A stock’s health is important to scour before making a purchase. When dealing with penny stocks, the health isn’t always too great. The reason is because you are often dealing with companies that are nearing bankruptcy or are fresh on the market. In either case, you will find that your risk in losing your investment will be high, should things take an unfortunate turn.
The bigger names in the stock market exchange, such as Wal-Mart, didn’t start out as a penny stock. Don’t be confused into thinking that all stocks start out this way. Instead, many of the big names started at prices over $20 because of their history before entering the market. Thus, and dreams of buying stock of a popular company entering the market are misplaced.
Unlike long term stocks, you probably won’t to keep all of your funds in just a few stocks. Instead you should investigate many different penny stocks and make an effort to get your stake in. Even if one stock performs poorly, you can shift money to another stock instead. When done correctly this will reduce lost, and keep your profits stable.
Even when your penny stock is performing well, consider getting out of it by selling it off once it hits a peak. Penny stocks are volatile and can shift up and down without warning. Even if you have a “good feeling” about it, history will show that penny stocks are best traded with haste. Unless you have an undeniable reason that a company is going to “make it big” in the stock market, keep to the plan of playing “hot potato.”
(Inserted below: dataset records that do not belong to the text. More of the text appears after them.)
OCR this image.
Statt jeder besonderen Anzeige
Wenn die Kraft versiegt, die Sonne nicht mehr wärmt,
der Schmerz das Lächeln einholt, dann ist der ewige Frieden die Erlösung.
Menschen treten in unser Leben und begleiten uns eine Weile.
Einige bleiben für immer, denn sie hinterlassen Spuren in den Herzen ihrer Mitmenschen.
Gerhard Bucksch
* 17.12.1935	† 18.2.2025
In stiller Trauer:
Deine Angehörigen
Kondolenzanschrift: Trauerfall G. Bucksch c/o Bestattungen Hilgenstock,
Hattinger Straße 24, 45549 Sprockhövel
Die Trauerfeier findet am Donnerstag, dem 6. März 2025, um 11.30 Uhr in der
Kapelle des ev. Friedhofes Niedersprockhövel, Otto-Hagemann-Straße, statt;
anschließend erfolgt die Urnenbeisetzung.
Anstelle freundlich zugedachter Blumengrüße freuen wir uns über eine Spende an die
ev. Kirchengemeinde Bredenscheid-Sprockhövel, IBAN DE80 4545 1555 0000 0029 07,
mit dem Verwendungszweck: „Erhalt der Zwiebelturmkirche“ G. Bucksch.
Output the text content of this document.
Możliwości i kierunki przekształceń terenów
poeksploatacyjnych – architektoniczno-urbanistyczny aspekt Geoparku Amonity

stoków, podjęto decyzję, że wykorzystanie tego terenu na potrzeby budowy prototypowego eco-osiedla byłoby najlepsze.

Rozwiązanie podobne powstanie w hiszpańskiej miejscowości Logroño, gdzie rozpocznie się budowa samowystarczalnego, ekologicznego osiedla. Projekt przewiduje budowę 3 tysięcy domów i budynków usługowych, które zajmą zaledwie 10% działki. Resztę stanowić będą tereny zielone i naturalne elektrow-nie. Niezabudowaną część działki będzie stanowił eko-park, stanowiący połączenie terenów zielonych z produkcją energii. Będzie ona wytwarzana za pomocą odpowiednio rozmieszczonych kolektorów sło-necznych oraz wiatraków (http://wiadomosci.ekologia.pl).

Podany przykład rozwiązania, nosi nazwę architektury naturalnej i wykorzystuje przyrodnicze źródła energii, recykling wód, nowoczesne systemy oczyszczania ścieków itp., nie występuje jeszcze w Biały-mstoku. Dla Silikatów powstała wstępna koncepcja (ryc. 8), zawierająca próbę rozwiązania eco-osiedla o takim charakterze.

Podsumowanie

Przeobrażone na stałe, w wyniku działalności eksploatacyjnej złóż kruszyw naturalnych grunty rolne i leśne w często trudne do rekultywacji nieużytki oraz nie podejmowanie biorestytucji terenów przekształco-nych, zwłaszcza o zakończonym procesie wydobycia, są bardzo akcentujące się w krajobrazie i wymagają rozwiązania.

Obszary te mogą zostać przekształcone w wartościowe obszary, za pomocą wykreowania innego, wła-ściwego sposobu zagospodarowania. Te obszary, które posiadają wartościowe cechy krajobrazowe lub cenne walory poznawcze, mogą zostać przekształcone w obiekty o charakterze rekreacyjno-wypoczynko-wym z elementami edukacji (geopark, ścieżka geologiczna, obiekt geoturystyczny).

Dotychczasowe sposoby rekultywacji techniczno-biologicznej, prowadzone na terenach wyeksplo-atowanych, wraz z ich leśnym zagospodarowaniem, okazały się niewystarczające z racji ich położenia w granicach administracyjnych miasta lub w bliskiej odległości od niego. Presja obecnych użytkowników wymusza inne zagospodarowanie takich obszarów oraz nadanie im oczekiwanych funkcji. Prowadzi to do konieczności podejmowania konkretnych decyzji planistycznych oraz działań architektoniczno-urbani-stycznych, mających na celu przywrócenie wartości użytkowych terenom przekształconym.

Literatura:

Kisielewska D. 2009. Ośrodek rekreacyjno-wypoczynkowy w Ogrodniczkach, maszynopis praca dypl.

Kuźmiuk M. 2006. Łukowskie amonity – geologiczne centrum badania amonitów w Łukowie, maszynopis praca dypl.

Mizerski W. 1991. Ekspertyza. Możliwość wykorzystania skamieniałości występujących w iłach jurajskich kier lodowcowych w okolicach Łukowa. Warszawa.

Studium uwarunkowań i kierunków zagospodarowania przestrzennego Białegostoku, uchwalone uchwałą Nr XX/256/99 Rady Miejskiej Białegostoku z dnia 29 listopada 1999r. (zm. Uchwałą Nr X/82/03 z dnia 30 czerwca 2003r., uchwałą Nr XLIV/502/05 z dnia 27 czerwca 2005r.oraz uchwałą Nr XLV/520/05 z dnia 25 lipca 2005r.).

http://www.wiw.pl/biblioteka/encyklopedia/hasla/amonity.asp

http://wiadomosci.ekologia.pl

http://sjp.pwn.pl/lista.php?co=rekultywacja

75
Penny stocks will lose you money at some point or another. They are too unpredictable for anyone to make a winning decision every time. The key here is to learn from your mistakes and to funnel your investments appropriately. Make an effort to not use money you shouldn’t be investing, and certainly don’t turn investing into a game of gambling or chance.
Final Thoughts
Penny stocks are considered a risky form of investing that should only be attempted after you are familiar with how the stock exchange works. A broker can help you set up the paperwork in obtaining your own penny stocks, for a fee of course.